Malgré le caractère utile de ce service de mise en relation, d'aucuns s'interrogent sur la manière dont les agences s'y prendront pour recruter sur un site où les candidats s'enregistrent eux-mêmes, surtout si le temps leur est compté. 

« Il leur faudra encore évaluer les candidats, vérifier leurs références et leurs antécédents professionnels - sans compter les enquêtes de sécurité et les formations que nous attendons de nos partenaires », a dit Zola Dowell, responsable du déploiement rapide pour le Bureau de la coordination des affaires humanitaires des Nations Unies (OCHA). (M. Peeters envisage la vérification entre pairs ou une collaboration avec des organisations comme RedR ou la Humanitarian Leadership Academy comme des solutions permettant à terme de combler cette lacune).

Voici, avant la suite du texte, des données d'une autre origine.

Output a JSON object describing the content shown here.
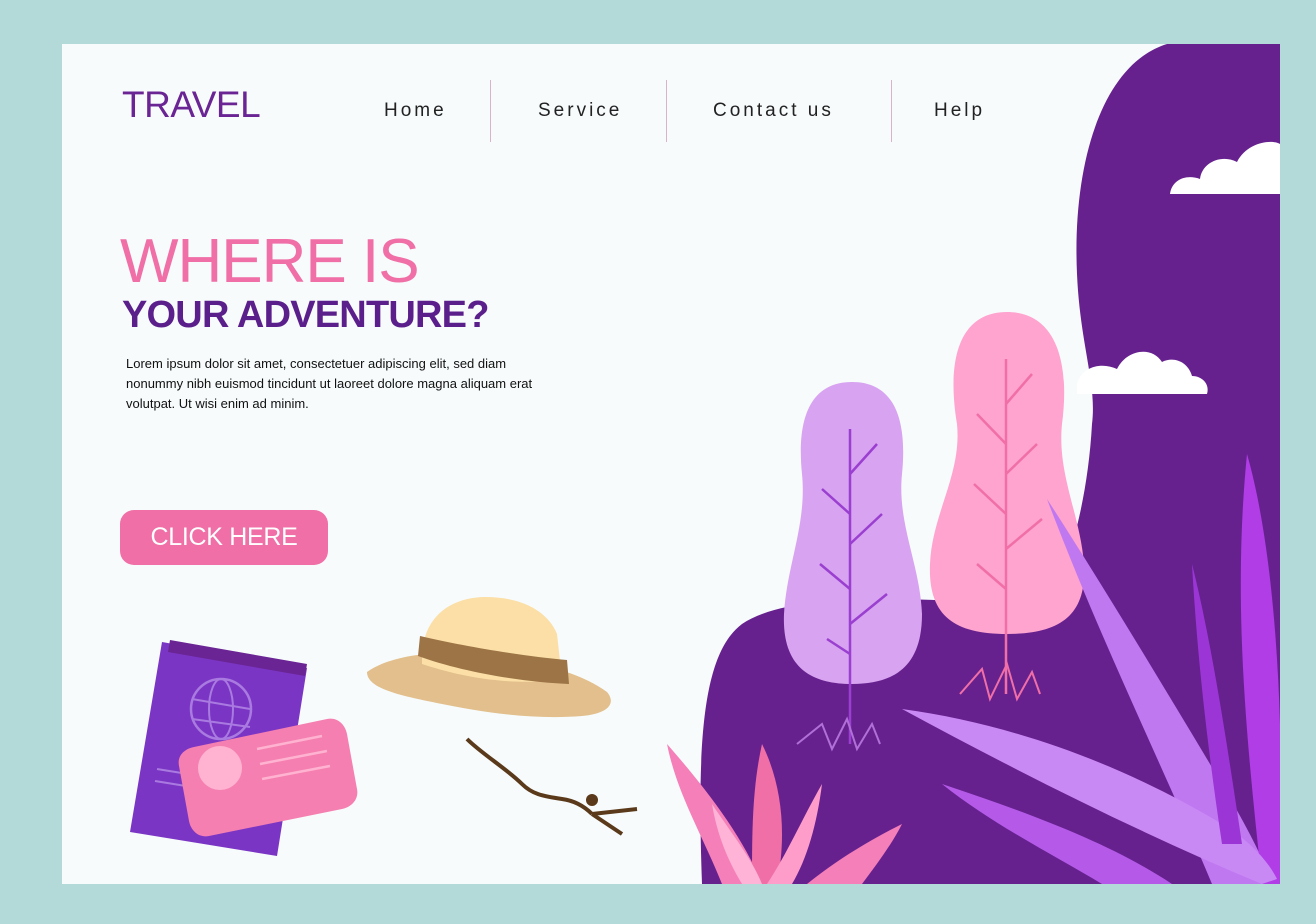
{
  "brand": {
    "logo_text": "TRAVEL",
    "primary_color": "#6a2494",
    "accent_color": "#f06fa7"
  },
  "nav": {
    "items": [
      {
        "label": "Home"
      },
      {
        "label": "Service"
      },
      {
        "label": "Contact us"
      },
      {
        "label": "Help"
      }
    ]
  },
  "hero": {
    "title_line1": "WHERE IS",
    "title_line2": "YOUR ADVENTURE?",
    "body": "Lorem ipsum dolor sit amet, consectetuer adipiscing elit, sed diam nonummy nibh euismod tincidunt ut laoreet dolore magna aliquam erat volutpat. Ut wisi enim ad minim.",
    "cta_label": "CLICK HERE"
  },
  "illustration": {
    "icons": [
      "passport-icon",
      "id-card-icon",
      "hat-icon",
      "tree-icon",
      "cloud-icon",
      "leaf-icon"
    ]
  }
}
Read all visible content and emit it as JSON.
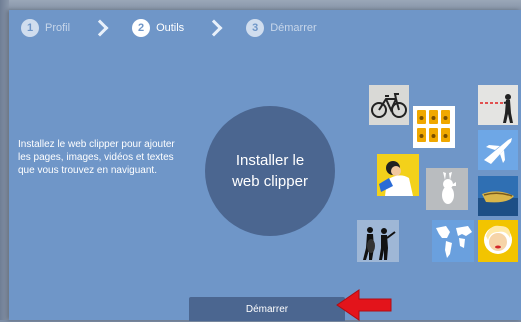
{
  "steps": [
    {
      "number": "1",
      "label": "Profil",
      "state": "done"
    },
    {
      "number": "2",
      "label": "Outils",
      "state": "active"
    },
    {
      "number": "3",
      "label": "Démarrer",
      "state": "upcoming"
    }
  ],
  "description": "Installez le web clipper pour ajouter les pages, images, vidéos et textes que vous trouvez en naviguant.",
  "install_circle": {
    "line1": "Installer le",
    "line2": "web clipper"
  },
  "start_button": {
    "label": "Démarrer"
  },
  "tiles": [
    "bicycle-icon",
    "folders-icon",
    "target-shooter-icon",
    "airplane-icon",
    "person-yellow-icon",
    "rabbit-icon",
    "boat-icon",
    "musicians-icon",
    "world-map-icon",
    "portrait-icon"
  ],
  "colors": {
    "panel": "#6f96c8",
    "accent_dark": "#4b6690",
    "arrow": "#e3141b"
  }
}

De plus, a dit M. O'Neil, « Pour de nombreuses organisations, le problème est qu'elles piochent déjà dans un même réservoir restreint ». De quelle manière [HumanSurge] peut-il l'étendre ? La tendance est à faire davantage appel à des professionnels qualifiés au niveau local ou régional - sont-ils capables de l'exploiter ? »

M. Peeters affirme que la plateforme est bien placée pour s'adapter au paysage changeant de l'intervention d'urgence, car elle permet d'inclure des intervenants locaux, des professionnels du secteur privé et des bénévoles désireux de devenir travailleurs humanitaires à plein temps.

« Où se trouvent les Pakistanais ayant participé aux efforts de réponse aux inondations et aux séismes au Pakistan ? Ayant déjà travaillé avec des ONG ? Ayant suivi une formation Sphere ? Toutes ces ONG reviennent en avion, installent leurs bureaux, recommencent de zéro - l'idée est de pouvoir trouver votre personnel local sur HumanSurge. »

Pour faciliter cette démarche, HumanSurge prévoit de proposer sa plateforme en français et en espagnol plus tard cette année, et envisage de la traduire dans d'autres langues. Le système se trouve toujours en phase de test, et M.Peeters a dit rechercher en priorité des utilisateurs et organisations disposés à contribuer à son amélioration.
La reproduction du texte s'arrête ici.